STEIN: Well, you know, Noel, it's not good. The country may be on the cusp of yet another national surge that could put us in a bad place in the fall, when more people will be heading indoors because of the cold weather. Now, you know, no one is predicting things will get anywhere as bad as last winter, but it's just heartbreaking to see people still dying when COVID has become preventable. Here's Jennifer Nuzzo one more time.

NUZZO: I think it's such an utter tragedy that when we have on hand ample supplies of vaccines that can prevent people from getting infected, prevent people from winding up in the hospital and dying, for anybody to develop severe illness - just a complete and utter tragedy.

STEIN: So Nuzzo and others are hoping these early hot spots will be kind of a wake-up call to people to finally get vaccinated.

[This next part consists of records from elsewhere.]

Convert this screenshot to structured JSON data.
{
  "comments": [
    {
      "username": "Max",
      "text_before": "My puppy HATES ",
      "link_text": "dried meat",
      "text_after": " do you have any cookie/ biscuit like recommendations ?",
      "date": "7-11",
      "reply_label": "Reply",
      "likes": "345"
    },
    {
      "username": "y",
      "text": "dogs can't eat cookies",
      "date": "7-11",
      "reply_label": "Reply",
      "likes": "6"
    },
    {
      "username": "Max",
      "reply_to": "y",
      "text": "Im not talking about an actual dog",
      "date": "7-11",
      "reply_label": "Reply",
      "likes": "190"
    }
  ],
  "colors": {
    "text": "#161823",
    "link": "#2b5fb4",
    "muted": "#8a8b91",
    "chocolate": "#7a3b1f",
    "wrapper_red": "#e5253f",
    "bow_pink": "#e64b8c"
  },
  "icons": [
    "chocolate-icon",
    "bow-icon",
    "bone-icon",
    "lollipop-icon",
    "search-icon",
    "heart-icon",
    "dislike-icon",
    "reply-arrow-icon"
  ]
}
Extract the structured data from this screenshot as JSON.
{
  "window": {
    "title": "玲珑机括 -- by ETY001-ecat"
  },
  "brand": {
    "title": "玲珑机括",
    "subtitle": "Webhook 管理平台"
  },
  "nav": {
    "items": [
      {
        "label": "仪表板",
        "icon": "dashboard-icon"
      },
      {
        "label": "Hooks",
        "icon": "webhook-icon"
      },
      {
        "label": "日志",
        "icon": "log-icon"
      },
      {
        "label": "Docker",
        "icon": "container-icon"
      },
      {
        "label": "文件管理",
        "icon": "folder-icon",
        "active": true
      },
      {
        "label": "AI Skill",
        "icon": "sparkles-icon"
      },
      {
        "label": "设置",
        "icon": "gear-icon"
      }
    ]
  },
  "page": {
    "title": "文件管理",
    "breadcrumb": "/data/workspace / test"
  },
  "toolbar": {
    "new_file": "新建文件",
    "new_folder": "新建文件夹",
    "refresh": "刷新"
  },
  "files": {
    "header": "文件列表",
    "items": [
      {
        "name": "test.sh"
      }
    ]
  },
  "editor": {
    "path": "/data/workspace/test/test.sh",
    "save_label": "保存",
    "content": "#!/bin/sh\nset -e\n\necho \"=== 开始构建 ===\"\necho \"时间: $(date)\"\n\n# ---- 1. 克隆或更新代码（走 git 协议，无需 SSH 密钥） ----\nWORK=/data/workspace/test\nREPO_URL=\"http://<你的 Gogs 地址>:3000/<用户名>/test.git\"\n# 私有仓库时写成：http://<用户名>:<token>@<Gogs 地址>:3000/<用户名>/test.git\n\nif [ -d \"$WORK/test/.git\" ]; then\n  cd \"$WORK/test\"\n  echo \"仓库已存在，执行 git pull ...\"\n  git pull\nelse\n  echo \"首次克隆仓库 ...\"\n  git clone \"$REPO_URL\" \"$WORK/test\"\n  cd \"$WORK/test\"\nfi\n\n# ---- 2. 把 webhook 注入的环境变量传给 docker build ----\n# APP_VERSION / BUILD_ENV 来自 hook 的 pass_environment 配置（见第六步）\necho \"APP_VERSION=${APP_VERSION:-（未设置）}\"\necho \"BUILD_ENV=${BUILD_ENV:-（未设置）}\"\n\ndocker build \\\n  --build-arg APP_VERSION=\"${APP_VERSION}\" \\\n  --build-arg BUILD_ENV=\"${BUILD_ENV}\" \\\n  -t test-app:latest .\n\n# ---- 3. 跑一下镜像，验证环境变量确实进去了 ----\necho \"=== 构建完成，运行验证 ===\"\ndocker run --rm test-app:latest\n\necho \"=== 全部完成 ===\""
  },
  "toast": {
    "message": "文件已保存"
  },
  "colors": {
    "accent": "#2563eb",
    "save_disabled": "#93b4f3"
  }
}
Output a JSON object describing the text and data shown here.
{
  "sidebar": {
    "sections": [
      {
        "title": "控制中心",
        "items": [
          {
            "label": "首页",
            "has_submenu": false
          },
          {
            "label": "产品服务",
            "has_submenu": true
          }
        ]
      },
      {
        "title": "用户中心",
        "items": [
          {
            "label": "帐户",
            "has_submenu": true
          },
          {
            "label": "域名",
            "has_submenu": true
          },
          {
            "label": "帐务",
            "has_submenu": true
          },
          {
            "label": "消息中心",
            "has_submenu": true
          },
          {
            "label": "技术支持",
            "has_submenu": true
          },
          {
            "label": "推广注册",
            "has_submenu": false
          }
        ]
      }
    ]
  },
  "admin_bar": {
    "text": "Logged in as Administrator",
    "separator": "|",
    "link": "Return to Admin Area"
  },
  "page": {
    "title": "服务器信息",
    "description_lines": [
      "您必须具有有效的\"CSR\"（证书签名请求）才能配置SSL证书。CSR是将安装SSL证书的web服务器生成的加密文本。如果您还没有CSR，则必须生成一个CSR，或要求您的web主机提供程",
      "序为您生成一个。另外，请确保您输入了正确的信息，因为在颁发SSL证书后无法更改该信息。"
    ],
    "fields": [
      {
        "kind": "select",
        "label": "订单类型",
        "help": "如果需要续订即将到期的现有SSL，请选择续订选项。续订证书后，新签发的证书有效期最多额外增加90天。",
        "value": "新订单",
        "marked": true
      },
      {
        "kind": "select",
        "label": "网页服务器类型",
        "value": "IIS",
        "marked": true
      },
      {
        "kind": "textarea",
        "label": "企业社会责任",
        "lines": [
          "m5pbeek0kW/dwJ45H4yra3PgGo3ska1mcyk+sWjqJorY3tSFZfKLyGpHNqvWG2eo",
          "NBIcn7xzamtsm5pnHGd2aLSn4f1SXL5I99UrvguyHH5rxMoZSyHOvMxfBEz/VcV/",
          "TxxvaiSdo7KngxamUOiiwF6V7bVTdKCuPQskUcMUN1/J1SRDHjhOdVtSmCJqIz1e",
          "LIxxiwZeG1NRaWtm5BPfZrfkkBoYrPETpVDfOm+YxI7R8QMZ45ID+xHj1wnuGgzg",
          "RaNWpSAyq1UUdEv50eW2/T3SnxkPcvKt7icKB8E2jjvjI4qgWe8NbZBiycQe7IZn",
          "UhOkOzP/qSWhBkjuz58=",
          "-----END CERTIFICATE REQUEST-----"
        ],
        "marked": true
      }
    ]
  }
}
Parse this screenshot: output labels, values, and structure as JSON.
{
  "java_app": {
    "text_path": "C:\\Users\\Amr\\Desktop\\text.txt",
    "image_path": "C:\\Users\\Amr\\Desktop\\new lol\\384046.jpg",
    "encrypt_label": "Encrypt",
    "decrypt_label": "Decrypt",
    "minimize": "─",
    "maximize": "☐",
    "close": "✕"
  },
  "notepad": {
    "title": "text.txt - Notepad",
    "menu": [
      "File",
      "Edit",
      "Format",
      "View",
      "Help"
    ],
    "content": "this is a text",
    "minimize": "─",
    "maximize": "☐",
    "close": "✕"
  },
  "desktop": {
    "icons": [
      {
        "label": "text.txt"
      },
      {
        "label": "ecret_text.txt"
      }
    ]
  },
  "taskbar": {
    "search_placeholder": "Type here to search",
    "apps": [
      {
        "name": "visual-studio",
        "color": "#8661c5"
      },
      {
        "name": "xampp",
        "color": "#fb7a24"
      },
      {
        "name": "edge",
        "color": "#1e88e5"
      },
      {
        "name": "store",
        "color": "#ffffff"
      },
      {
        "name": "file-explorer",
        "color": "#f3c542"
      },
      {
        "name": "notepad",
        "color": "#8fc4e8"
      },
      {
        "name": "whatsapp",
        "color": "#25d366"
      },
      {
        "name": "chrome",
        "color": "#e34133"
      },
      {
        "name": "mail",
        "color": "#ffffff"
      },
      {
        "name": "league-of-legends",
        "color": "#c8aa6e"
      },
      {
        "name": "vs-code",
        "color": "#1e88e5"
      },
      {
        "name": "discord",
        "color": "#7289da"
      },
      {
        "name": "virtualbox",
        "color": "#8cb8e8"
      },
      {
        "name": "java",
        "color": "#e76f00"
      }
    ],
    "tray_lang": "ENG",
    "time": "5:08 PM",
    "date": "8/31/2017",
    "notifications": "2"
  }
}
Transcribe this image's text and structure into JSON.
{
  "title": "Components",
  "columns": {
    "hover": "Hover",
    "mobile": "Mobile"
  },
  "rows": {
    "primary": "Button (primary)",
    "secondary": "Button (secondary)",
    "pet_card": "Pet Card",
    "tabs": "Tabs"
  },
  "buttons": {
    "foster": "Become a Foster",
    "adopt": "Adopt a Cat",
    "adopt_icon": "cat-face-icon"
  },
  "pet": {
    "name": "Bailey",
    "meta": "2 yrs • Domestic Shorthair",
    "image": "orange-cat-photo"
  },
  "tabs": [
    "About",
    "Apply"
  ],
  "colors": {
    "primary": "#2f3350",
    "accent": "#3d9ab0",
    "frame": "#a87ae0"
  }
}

KING: And then lastly, Rob, what's going on with this news that people who got the Pfizer vaccine could be able to get a booster shot soon?

STEIN: Yeah, yeah, yeah. The company says a third shot of its vaccine can boost protection and plans to ask the FDA for authorization for that soon. The company says that should help guard against the delta variant, and the company is also updating its vaccine to specifically target delta. But it's important to note that the FDA and the CDC are both saying at the moment, no one who's fully vaccinated needs a booster.

KING: Ah, OK. NPR health correspondent Rob Stein - thank you for this, Rob.